Media framing plays a pivotal role in sustaining public support. Western coverage of conflicts involving Israel is often shaped by narratives of defence and victimhood. Rockets fired by Hamas are headline news; the destruction of entire apartment blocks in Gaza tends to be relegated to the fine print. Palestinian voices are underrepresented or presented through a security lens. When civilian casualties occur, they are regrettable but justifiable; when Israeli lives are lost, they are a tragedy and a rallying cry. This asymmetry in storytelling has a powerful effect on public perception and, by extension, policy.

Underlying all of this is the West’s enduring habit of applying different standards to allies and adversaries. Russia’s invasion of Ukraine has rightly been condemned as a violation of sovereignty, and a threat to international order. Iran’s domestic repression and regional aggression are frequently highlighted in official communiqués. Yet when Israel imposes a blockade on Gaza, builds illegal settlements, or enacts policies that human rights organizations have labeled apartheid, the West remains largely silent.
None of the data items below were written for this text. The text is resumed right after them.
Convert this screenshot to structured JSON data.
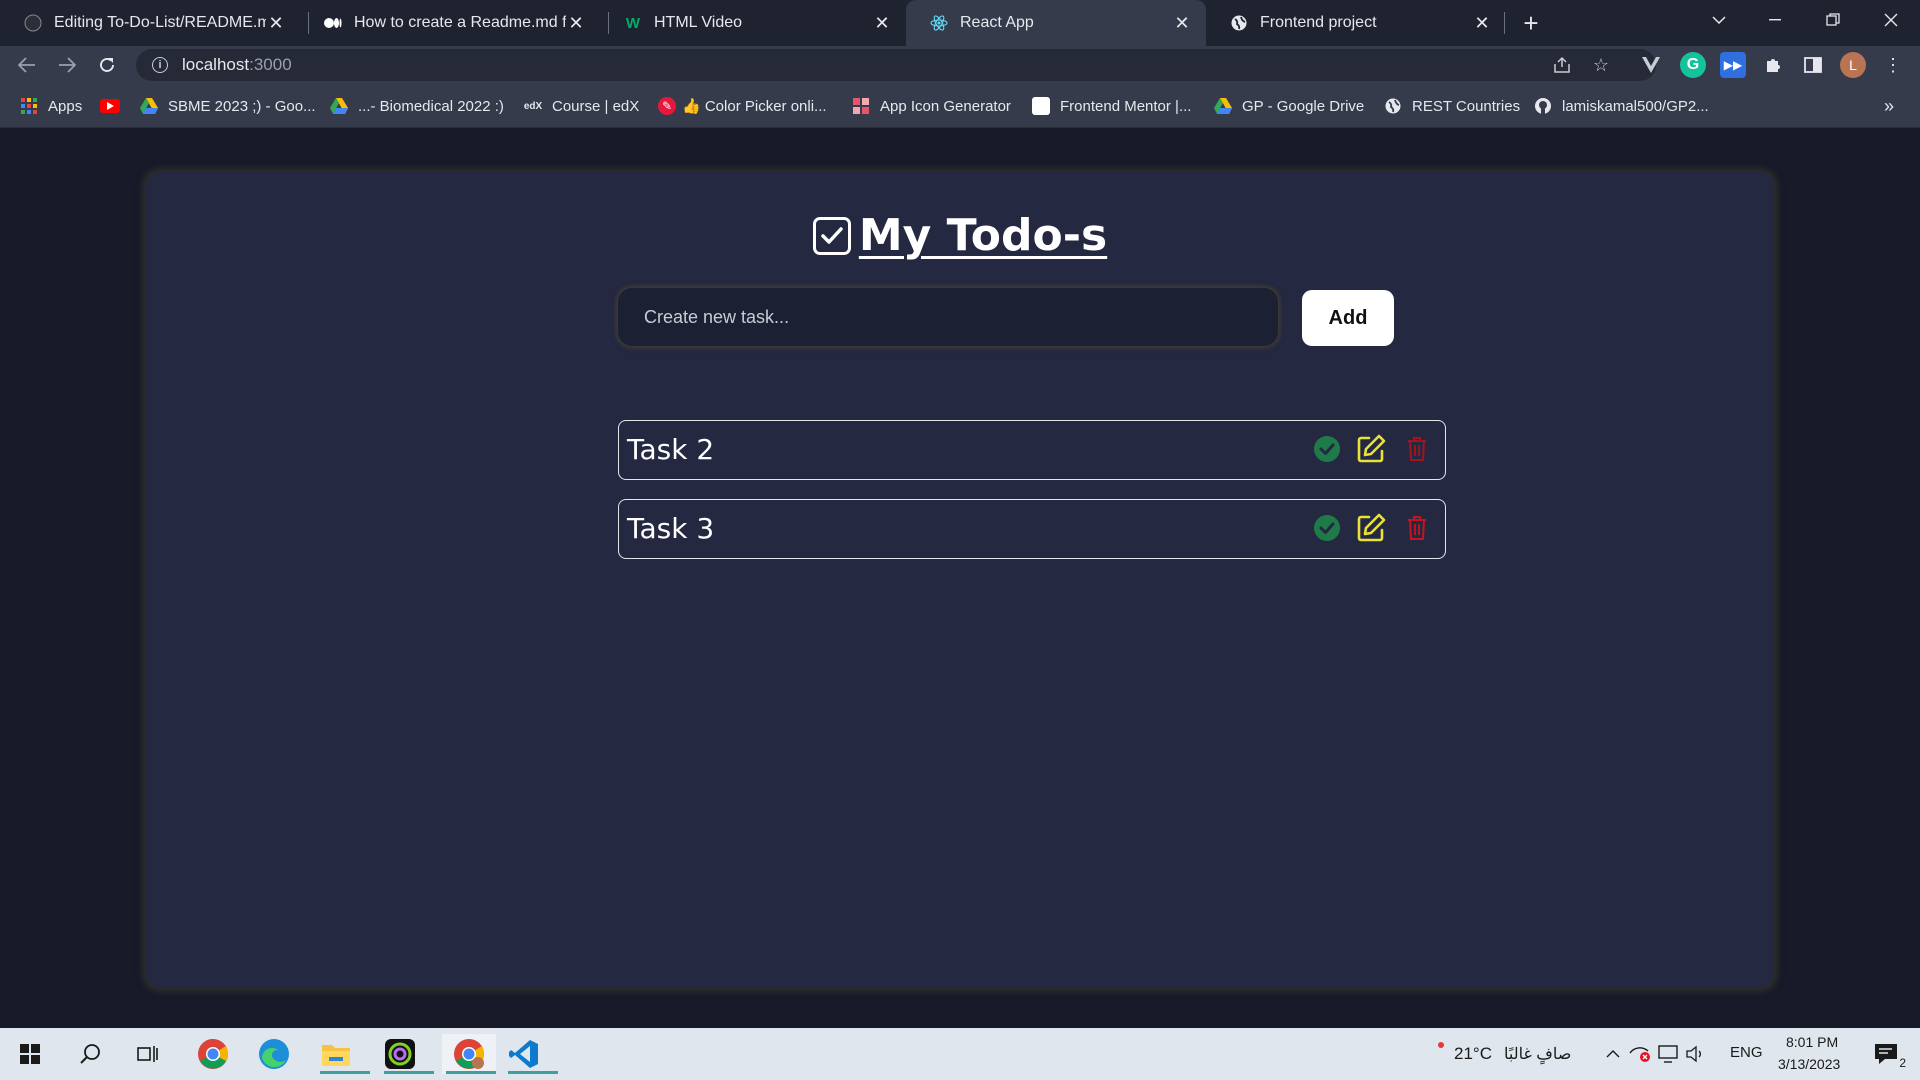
{
  "browser": {
    "tabs": [
      {
        "title": "Editing To-Do-List/README.md a",
        "icon": "github-icon",
        "active": false
      },
      {
        "title": "How to create a Readme.md file?",
        "icon": "medium-icon",
        "active": false
      },
      {
        "title": "HTML Video",
        "icon": "w3schools-icon",
        "active": false
      },
      {
        "title": "React App",
        "icon": "react-icon",
        "active": true
      },
      {
        "title": "Frontend project",
        "icon": "globe-icon",
        "active": false
      }
    ],
    "new_tab": "+",
    "address": {
      "host": "localhost",
      "port": ":3000"
    },
    "bookmarks": [
      {
        "label": "Apps",
        "icon": "apps-grid-icon"
      },
      {
        "label": "",
        "icon": "youtube-icon"
      },
      {
        "label": "SBME 2023 ;) - Goo...",
        "icon": "google-drive-icon"
      },
      {
        "label": "...- Biomedical 2022 :)",
        "icon": "google-drive-icon"
      },
      {
        "label": "Course | edX",
        "icon": "edx-icon"
      },
      {
        "label": "",
        "icon": "color-picker-icon"
      },
      {
        "label": "👍 Color Picker onli...",
        "icon": ""
      },
      {
        "label": "App Icon Generator",
        "icon": "app-icon-generator-icon"
      },
      {
        "label": "Frontend Mentor |...",
        "icon": "frontend-mentor-icon"
      },
      {
        "label": "GP - Google Drive",
        "icon": "google-drive-icon"
      },
      {
        "label": "REST Countries",
        "icon": "globe-icon"
      },
      {
        "label": "lamiskamal500/GP2...",
        "icon": "github-icon"
      }
    ],
    "profile_initial": "L",
    "bookmarks_overflow": "»"
  },
  "app": {
    "title": "My Todo-s",
    "input_placeholder": "Create new task...",
    "add_label": "Add",
    "tasks": [
      {
        "name": "Task 2"
      },
      {
        "name": "Task 3"
      }
    ],
    "colors": {
      "complete": "#1f7a49",
      "edit": "#e8e13a",
      "delete": "#a3151e",
      "card": "#242840",
      "background": "#161a29"
    }
  },
  "taskbar": {
    "weather": "21°C",
    "weather_desc": "صافٍ غالبًا",
    "language": "ENG",
    "time": "8:01 PM",
    "date": "3/13/2023",
    "notifications": "2"
  }
}
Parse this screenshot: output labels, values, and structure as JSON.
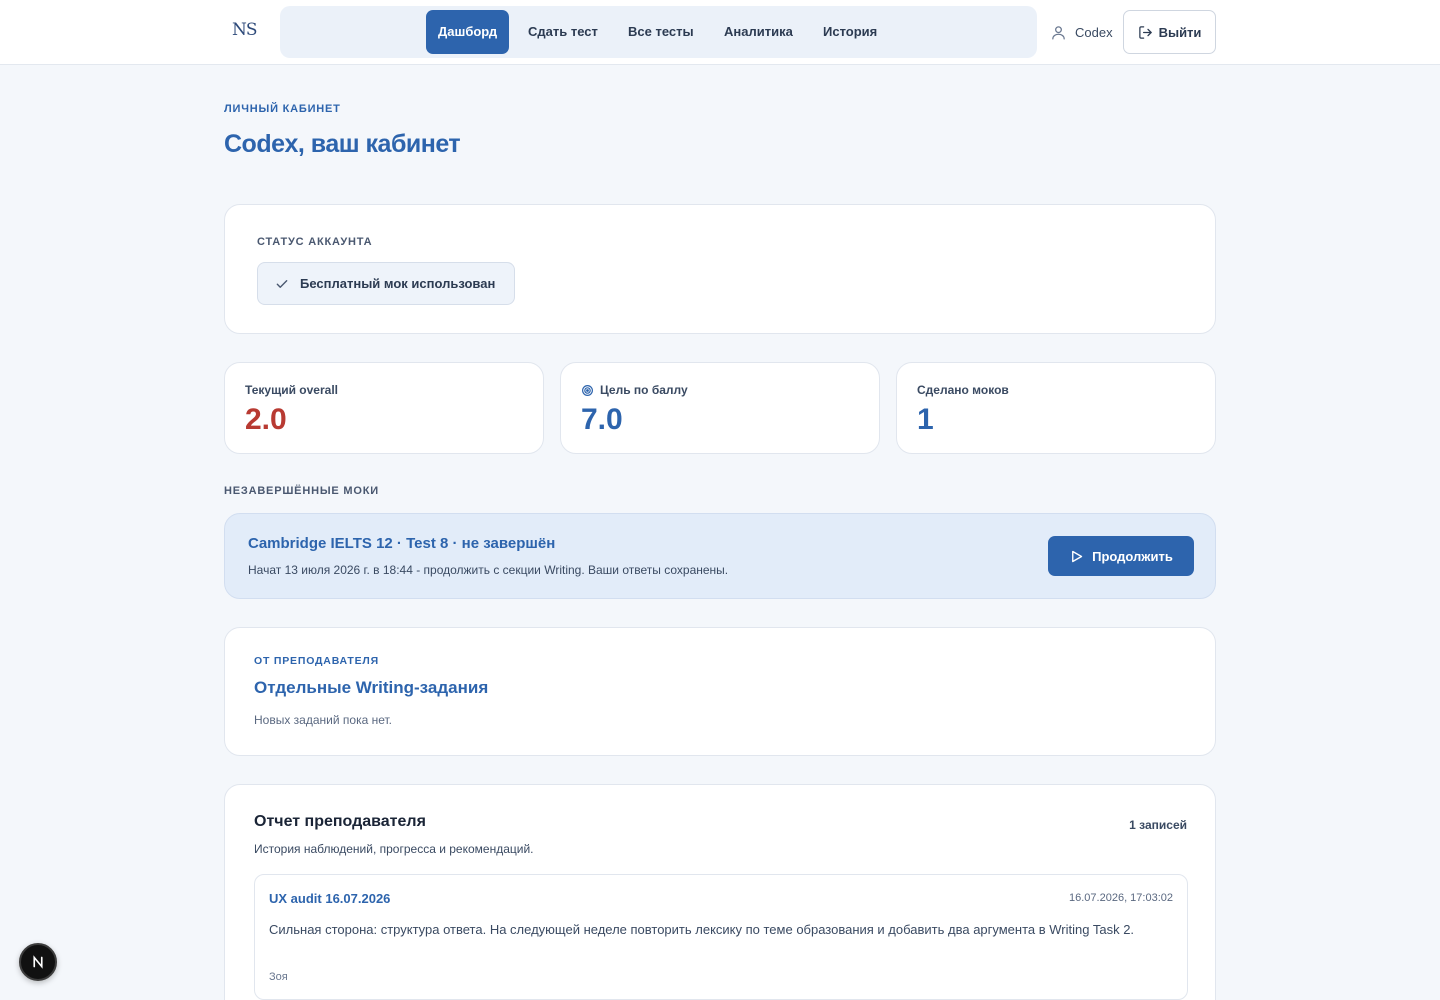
{
  "header": {
    "logo_text": "NS",
    "nav": [
      {
        "label": "Дашборд",
        "active": true
      },
      {
        "label": "Сдать тест",
        "active": false
      },
      {
        "label": "Все тесты",
        "active": false
      },
      {
        "label": "Аналитика",
        "active": false
      },
      {
        "label": "История",
        "active": false
      }
    ],
    "username": "Codex",
    "logout_label": "Выйти"
  },
  "page": {
    "eyebrow": "ЛИЧНЫЙ КАБИНЕТ",
    "title": "Codex, ваш кабинет"
  },
  "account_status": {
    "eyebrow": "СТАТУС АККАУНТА",
    "badge": "Бесплатный мок использован"
  },
  "stats": [
    {
      "label": "Текущий overall",
      "value": "2.0",
      "color": "#b83a32"
    },
    {
      "label": "Цель по баллу",
      "value": "7.0",
      "color": "#2d64ad",
      "icon": "target-icon"
    },
    {
      "label": "Сделано моков",
      "value": "1",
      "color": "#2d64ad"
    }
  ],
  "incomplete": {
    "eyebrow": "НЕЗАВЕРШЁННЫЕ МОКИ",
    "title": "Cambridge IELTS 12 · Test 8 · не завершён",
    "subtitle": "Начат 13 июля 2026 г. в 18:44 - продолжить с секции Writing. Ваши ответы сохранены.",
    "button": "Продолжить"
  },
  "teacher_tasks": {
    "eyebrow": "ОТ ПРЕПОДАВАТЕЛЯ",
    "title": "Отдельные Writing-задания",
    "empty": "Новых заданий пока нет."
  },
  "teacher_report": {
    "title": "Отчет преподавателя",
    "count": "1 записей",
    "subtitle": "История наблюдений, прогресса и рекомендаций.",
    "entries": [
      {
        "title": "UX audit 16.07.2026",
        "date": "16.07.2026, 17:03:02",
        "body": "Сильная сторона: структура ответа. На следующей неделе повторить лексику по теме образования и добавить два аргумента в Writing Task 2.",
        "author": "Зоя"
      }
    ]
  },
  "colors": {
    "accent": "#2d64ad",
    "danger": "#b83a32",
    "background": "#f4f7fb"
  }
}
The principle of international law becomes selectively invoked, its moral force diluted by political convenience.

This selective morality undermines the credibility of Western foreign policy. It sends a clear message to the world: rules apply, but not to everyone. For countries in the Global South, this hypocrisy is not lost. It fuels resentment, breeds cynicism, and erodes the legitimacy of institutions meant to uphold international norms. It also weakens the West’s ability to advocate for human rights elsewhere, as its own inconsistencies become fodder for authoritarian propaganda.

None of this is to deny Israel’s right to exist or to defend its citizens from violence, but rights come with responsibilities. The consistent failure of Western governments to hold Israel accountable when it breaches international standards does neither Israel nor the broader international community any favours. In fact, it encourages impunity, hardens divisions, and prolongs a conflict that desperately needs resolution.

A rules-based order cannot survive on exceptions. If the West truly believes in human rights, international law, and the dignity of all peoples, then it must apply those standards universally, without fear, favour, or exception.

References:

  • Human Rights Watch. (2021). A Threshold Crossed: Israeli Authorities and the Crimes of Apartheid and Persecution. https://www.hrw.org/report/2021/04/27/threshold-crossed
  • Amnesty International. (2022). Israel’s apartheid against Palestinians: a cruel system of domination and a crime against humanity. https://www.amnesty.org/en/documents/mde15/5141/2022/en/
  • Mearsheimer, J. & Walt, S. (2007). The Israel Lobby and U.S. Foreign Policy. Farrar, Straus and Giroux.
  • Finkelstein, N. (2003). The Holocaust Industry. Verso.
  • Pappé, I. (2006). The Ethnic Cleansing of Palestine. Oneworld.